You’ll pay a new county tax of a penny an ounce, supposedly to discourage you from drinking sweet stuff that’s bad for your health, even if you buy a diet drink, which puts the lie to that claim. This is really about money: the county wants more of yours.
You might imagine retailers hate this new tax and you would be right. It could prove especially hard on retailers located near the county’s borders, which must compete against stores that won’t be charging the tax. The Cook County sugary drink tax hikes the price for a 24-pack of pop, for example, to $19.29 from $16.41. Hopefully, you’ve already bought drinks for your Fourth of July party.

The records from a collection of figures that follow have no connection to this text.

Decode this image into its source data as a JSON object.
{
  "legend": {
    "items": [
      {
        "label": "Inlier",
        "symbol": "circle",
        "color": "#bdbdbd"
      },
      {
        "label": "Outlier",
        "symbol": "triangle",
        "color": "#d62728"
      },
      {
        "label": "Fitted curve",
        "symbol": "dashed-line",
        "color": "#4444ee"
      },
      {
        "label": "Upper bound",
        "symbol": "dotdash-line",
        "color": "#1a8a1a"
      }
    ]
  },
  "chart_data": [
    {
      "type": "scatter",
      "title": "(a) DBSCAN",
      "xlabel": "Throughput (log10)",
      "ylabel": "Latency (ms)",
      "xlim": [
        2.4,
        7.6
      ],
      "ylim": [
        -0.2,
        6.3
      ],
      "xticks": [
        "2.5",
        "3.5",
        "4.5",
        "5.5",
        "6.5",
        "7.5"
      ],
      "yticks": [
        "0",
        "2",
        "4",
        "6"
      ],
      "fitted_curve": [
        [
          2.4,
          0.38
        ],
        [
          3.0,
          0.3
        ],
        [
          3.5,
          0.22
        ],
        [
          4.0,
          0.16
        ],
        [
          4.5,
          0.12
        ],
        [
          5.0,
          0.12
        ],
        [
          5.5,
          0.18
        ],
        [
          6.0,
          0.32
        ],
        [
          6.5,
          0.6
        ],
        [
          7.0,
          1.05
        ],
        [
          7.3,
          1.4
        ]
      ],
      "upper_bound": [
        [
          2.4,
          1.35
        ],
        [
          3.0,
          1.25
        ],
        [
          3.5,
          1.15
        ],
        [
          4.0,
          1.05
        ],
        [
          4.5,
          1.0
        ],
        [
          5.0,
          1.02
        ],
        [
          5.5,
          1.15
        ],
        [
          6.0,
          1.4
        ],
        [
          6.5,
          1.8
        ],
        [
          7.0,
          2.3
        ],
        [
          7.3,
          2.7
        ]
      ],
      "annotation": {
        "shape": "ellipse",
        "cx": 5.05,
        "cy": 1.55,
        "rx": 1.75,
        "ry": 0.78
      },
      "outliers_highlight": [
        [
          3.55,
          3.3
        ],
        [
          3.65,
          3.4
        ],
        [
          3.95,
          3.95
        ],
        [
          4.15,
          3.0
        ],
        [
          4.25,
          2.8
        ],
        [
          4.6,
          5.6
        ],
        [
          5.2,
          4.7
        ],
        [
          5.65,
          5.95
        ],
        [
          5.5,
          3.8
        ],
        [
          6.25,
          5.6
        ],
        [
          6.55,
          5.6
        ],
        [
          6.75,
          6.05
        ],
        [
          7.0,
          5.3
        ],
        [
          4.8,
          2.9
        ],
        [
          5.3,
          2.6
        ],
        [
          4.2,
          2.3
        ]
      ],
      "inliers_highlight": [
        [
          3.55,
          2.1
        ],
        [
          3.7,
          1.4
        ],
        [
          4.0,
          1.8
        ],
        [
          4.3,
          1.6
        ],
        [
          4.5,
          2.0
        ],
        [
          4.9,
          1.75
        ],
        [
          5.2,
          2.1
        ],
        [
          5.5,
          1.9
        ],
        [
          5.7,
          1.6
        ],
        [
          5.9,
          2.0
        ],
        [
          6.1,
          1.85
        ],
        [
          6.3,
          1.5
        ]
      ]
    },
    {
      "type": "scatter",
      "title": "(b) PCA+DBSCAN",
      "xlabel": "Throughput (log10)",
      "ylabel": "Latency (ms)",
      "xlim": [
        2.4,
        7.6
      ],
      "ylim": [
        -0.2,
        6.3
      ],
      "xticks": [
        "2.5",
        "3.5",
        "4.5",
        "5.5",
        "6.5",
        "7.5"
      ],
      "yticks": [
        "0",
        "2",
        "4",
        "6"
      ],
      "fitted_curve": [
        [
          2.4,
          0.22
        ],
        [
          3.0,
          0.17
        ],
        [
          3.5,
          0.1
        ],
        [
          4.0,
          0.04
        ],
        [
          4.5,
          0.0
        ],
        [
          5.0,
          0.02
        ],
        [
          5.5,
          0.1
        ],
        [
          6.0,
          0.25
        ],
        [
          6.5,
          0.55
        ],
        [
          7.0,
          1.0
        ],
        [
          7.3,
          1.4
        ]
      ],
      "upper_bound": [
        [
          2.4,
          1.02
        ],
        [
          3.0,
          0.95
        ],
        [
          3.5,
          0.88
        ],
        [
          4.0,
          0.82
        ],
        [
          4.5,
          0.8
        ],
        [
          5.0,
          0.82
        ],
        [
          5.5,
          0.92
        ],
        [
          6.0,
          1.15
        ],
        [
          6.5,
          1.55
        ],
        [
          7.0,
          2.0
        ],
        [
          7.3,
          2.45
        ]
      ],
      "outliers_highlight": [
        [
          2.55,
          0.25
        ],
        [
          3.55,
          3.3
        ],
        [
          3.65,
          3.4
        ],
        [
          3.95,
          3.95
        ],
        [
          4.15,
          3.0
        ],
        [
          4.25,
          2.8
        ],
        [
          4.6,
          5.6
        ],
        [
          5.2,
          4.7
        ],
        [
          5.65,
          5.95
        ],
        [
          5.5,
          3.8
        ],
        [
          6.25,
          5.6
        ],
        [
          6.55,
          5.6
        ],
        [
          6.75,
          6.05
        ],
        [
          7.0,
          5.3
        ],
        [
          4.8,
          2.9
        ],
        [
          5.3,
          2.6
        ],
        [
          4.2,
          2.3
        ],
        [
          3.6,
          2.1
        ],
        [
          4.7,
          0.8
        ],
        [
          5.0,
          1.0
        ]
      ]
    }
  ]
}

The Illinois Retail Merchants Association has asked a court to impose a preliminary injunction on the tax until its constitutionality can be determined. A judge could rule as early as Friday. But if there is no injunction, we’re about to witness a fascinating, if unfair, experiment in the law of supply and demand. Will sales of the taxed drinks plummet? Might consumers instead buy other untaxed drinks? Will your corner grocery store go under?
Beverages to be taxed include carbonated soft drinks (including diet), sports drinks, energy drinks, ready-to-drink sweetened coffees and teas, fruit drinks (with the exception of 100 percent fruit juice) and even alcoholic drinks with any of the above mixed in.
The county board insists their soda tax will fight obesity, diabetes and heart disease, but there is little to no evidence the tax will make much of a difference. In fact, consumption of full-calorie soda has decreased by over 25 percent over the last 20 years, yet adult obesity increased by 18.2 percent nationally from 1990 to 2015. On the other hand, the tax could help the county fill a $174.3 million budget hole.
If ever there were a tax that begged for a review in a year or so, this is it. If local retailers can show the tax has hit them too hard, the Cook County Board should be prepared to kill it.